‘Everyone can be better,’ says Oilers captain Connor McDavid of 0-3 start

   

From making Darnell Nurse a forward, to firing the coach and everything in between, Edmonton Oilers fans are already seething with frustration early in the 2024-25 season, and rightly so.

Coming off a Game 7 loss in the Stanley Cup Finals, the expectations for the start of the year were the opposite of what it’s been — an 0-3, lifeless skid losing to the Winnipeg JetsChicago Blackhawks and on Sunday night, their provincial rival Calgary Flames. The first BoA of the year seemed like it was going to get off on the right foot.

Just 1:16 into the game, Jeff Skinner opened up the scoring after being bumped up to the top line alongside Connor McDavid and Zach Hyman. “Finally,” the collective fan base thought. Jokes on them, as after 60, the Oilers looked up at the scoreboard and saw a 4-1 loss.
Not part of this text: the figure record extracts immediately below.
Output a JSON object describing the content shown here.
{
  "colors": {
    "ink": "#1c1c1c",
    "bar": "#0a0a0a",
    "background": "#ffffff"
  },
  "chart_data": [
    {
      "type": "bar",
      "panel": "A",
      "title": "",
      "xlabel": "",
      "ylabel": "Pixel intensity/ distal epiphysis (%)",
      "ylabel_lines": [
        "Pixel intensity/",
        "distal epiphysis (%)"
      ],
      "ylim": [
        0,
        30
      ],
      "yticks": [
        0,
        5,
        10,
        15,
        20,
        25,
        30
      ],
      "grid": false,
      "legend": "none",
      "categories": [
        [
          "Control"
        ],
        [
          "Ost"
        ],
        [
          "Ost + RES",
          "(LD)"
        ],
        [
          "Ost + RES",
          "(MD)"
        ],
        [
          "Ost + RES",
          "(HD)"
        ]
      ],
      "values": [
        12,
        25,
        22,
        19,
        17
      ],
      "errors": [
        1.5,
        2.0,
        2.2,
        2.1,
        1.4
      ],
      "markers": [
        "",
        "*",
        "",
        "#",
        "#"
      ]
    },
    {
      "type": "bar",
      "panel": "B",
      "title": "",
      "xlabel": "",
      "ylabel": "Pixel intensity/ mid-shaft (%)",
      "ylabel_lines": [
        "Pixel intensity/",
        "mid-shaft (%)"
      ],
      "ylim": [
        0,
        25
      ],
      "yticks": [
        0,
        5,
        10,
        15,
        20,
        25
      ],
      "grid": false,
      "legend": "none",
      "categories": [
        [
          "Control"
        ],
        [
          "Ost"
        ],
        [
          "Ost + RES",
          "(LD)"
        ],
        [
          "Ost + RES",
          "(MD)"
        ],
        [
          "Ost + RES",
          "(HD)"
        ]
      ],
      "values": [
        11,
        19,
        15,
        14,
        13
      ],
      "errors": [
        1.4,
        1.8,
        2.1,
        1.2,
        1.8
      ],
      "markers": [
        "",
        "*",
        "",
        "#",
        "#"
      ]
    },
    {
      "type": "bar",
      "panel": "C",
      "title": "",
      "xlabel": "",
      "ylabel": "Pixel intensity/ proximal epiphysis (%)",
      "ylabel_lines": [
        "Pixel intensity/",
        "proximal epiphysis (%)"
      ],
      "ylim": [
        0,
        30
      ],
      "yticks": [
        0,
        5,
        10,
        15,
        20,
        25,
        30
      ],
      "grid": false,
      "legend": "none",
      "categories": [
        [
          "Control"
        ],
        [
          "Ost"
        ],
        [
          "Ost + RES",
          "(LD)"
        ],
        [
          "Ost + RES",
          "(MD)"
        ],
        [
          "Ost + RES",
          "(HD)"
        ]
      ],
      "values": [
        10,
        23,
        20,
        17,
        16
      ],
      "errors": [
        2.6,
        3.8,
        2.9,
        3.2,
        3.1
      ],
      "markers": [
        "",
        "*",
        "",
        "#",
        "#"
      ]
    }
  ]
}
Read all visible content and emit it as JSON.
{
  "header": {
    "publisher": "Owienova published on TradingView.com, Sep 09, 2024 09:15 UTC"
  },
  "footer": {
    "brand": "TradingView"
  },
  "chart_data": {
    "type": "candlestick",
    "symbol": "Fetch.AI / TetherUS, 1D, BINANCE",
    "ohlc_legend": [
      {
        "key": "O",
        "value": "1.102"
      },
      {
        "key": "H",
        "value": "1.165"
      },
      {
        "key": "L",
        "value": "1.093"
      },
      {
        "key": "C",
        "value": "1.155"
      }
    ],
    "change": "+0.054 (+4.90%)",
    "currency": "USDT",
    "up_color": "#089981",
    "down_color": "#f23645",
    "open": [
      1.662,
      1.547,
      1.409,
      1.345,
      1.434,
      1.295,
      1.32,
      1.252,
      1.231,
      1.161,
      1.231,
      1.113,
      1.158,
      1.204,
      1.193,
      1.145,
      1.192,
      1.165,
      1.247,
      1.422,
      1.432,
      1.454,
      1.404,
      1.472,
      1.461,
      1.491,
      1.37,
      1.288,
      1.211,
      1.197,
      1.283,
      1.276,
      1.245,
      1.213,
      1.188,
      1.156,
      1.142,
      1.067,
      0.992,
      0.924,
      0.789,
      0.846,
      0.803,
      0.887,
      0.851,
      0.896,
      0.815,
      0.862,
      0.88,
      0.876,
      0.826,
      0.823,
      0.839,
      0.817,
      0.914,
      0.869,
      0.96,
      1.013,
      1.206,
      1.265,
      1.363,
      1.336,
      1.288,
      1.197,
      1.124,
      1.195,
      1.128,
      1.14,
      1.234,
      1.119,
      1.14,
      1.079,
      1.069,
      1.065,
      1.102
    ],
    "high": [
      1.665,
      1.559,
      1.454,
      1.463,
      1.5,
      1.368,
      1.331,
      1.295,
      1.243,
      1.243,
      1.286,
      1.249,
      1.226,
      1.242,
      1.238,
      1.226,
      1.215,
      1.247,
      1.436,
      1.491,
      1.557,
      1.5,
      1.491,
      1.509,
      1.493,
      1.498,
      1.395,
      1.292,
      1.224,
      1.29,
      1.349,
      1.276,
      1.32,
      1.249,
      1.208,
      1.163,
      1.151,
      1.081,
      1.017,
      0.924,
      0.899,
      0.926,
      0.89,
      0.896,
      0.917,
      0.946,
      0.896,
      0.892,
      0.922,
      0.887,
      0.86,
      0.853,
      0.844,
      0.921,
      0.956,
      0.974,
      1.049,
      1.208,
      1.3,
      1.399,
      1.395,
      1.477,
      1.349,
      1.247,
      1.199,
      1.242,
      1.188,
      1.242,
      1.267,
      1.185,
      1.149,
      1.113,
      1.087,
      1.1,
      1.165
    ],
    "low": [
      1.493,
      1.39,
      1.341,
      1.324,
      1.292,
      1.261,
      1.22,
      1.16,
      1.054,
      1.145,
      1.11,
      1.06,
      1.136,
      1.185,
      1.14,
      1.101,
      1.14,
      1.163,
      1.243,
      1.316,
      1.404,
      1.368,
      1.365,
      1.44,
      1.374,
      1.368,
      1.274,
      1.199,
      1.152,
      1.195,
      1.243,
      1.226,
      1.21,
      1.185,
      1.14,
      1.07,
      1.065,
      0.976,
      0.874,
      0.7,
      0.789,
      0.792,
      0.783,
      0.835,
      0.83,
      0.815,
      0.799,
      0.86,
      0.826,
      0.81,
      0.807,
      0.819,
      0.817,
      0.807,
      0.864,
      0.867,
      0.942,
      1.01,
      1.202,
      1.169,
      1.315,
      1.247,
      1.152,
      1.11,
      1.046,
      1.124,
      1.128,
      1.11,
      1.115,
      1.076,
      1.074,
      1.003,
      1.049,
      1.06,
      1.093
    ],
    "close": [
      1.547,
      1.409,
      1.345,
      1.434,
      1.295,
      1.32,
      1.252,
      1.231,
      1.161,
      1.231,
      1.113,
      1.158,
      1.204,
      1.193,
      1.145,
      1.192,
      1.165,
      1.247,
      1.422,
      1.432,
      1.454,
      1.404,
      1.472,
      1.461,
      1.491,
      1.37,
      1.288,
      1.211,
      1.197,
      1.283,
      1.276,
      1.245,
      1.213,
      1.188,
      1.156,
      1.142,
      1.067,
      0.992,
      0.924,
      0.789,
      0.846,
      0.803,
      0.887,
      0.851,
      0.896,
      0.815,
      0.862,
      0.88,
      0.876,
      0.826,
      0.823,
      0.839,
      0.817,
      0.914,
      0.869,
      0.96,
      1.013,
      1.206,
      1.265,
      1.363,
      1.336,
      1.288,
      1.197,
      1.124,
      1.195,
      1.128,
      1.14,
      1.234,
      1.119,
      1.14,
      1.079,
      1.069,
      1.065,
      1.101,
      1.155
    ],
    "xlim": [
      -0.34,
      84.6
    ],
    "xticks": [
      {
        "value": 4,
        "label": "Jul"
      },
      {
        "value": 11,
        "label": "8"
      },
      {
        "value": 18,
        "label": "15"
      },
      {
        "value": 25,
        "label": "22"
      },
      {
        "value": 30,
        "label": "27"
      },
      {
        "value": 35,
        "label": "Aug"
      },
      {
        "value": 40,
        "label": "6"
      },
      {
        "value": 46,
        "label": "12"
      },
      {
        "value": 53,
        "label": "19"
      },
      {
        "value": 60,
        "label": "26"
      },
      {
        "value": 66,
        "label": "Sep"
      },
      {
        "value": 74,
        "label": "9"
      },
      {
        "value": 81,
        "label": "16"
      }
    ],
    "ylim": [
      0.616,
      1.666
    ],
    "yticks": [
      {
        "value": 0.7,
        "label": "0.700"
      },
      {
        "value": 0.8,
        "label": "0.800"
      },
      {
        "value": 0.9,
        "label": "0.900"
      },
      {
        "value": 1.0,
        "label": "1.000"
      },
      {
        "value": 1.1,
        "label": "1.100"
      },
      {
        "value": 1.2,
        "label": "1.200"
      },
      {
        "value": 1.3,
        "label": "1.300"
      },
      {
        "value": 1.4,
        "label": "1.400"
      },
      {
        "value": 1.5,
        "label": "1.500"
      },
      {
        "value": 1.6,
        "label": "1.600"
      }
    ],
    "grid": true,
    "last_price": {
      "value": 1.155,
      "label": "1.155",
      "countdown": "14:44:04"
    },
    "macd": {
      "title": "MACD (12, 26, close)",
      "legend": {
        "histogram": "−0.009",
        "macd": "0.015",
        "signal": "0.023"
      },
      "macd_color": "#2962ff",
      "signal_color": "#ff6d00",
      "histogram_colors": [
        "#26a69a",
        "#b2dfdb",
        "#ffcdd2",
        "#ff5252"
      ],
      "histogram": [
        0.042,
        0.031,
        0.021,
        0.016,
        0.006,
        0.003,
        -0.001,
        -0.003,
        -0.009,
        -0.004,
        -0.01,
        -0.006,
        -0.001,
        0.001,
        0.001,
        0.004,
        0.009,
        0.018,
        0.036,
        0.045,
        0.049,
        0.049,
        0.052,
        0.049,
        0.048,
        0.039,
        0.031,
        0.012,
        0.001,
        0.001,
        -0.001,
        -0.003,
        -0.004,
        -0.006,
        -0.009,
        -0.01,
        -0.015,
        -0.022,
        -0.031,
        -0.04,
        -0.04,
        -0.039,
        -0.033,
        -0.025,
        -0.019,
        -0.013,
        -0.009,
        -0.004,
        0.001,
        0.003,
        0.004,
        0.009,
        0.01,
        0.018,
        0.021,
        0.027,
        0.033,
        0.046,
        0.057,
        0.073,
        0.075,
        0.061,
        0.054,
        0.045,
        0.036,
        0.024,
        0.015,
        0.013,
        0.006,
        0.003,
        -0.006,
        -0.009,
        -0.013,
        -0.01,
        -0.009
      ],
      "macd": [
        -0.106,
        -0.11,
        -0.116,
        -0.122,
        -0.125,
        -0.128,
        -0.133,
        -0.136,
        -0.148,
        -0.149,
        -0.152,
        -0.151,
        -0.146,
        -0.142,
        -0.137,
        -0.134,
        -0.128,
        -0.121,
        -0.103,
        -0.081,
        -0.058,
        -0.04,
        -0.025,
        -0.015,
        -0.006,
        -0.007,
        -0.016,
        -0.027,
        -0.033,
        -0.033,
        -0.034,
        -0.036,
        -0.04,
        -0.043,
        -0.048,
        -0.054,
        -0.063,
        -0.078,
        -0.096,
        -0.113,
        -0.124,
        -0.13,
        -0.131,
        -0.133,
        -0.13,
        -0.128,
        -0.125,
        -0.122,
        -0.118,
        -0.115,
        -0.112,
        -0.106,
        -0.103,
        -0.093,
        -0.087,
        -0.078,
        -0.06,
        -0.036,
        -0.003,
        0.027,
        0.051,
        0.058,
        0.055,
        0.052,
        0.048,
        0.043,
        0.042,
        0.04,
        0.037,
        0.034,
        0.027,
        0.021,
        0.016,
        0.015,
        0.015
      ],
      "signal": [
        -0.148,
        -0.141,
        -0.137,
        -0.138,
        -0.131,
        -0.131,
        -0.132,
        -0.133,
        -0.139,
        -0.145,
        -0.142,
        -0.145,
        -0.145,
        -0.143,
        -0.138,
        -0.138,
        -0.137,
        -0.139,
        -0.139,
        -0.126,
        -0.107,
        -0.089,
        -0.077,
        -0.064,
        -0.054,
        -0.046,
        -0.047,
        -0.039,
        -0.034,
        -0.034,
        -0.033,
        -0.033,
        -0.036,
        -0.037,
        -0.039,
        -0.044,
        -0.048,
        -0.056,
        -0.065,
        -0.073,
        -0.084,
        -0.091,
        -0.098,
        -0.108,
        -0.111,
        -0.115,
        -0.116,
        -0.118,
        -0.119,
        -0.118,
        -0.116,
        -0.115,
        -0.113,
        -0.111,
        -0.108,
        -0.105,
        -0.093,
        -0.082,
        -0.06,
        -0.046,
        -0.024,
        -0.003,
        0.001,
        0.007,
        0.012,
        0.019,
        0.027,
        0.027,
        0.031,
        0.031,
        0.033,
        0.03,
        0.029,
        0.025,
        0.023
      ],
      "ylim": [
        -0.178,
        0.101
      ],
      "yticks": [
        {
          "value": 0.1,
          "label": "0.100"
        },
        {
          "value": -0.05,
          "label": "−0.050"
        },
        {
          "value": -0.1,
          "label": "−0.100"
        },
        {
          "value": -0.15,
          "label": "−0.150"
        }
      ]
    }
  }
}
“I’m sure there’s lots of ways to explain it, but ultimately, it hasn’t been good enough, ultimately it hasn’t been good enough, I’ve said that numerous times,” said Oilers captain Connor McDavid after the loss. “Up and down the lineup, myself first and foremost, everyone can be better and everyone will be better.

“I think it starts (with) your habits in practice. I think we can be better there, too — be better all over.”

Now outscored 15-3 through the first three games of the season, the Oilers look nothing like they hoped. Some of it falls on the organization as a whole, as the team had a hapless, boring pre-season in which they went 3-5, getting outscored at a two-to-one clip. While there’s benefit in seeing what you have in players from an organizational perspective, wouldn’t it be fair to say that for a team like these Oilers, getting ready to go for night one of the regular season is more important?

After all, this is a Cup-or-bust team with aspirations of finding that extra goal in Game 7. They’re not the Oilers of yesteryear wallowing at the bottom of the standings.

What’s clear now, three games into the season, is that the team is nowhere near where their game needs to be.

It’s not like they can’t turn it on, either. This isn’t a bunch of players who don’t know what they’re doing in the big picture. After all, they rebounded last year in a big way, and overcame series deficits to the Vancouver Canucks, Dallas Stars and the Florida Panthers, coming back from a 3-0 hole in the Cup Finals to force a winner-take-all.

“I think if we had the answer, we wouldn’t be sitting here at 0-3,” said Oilers defenceman Darnell Nurse. “It’s up to us as a veteran group, guys who have been in different spots in this league, to work our way out of it.

“Every time we’ve been in a tough spot here over the last few years, we’ve put our heads down and just worked and take it one day at a time, and that’s the approach we’ve gotta take.”

The beauty of the sport of hockey is that the numbers are still well on the Oilers’ side. Regular seasons are 82 games long, and the final standings aren’t decided for months and months and months. Neither are the final stat counts, which show the Oilers scoring on an unfathomably low 3.23 percent of their shots, the lowest in the entire league.

They shot at an 10.6 percent clip last year, and as Oilersnation’s NHL_Sid pointed out, no team has ever shot lower than 6.9 percent over a full year. The Oilers, even stuck in the Decade of Darkness, saw their lowest shooting percentage at 8.3 percent in 2014-15. If through these three games the Oilers shot at the same 10.6 percent rate they did last year, they already would’ve scored 10 goals on the year.

It will come, but that doesn’t mean these early days don’t sting.

Edmonton’s October schedule will continue Tuesday hosting the Philadelphia Flyers, before a two-game road trip takes them to Nashville next Thursday, and Dallas next Saturday.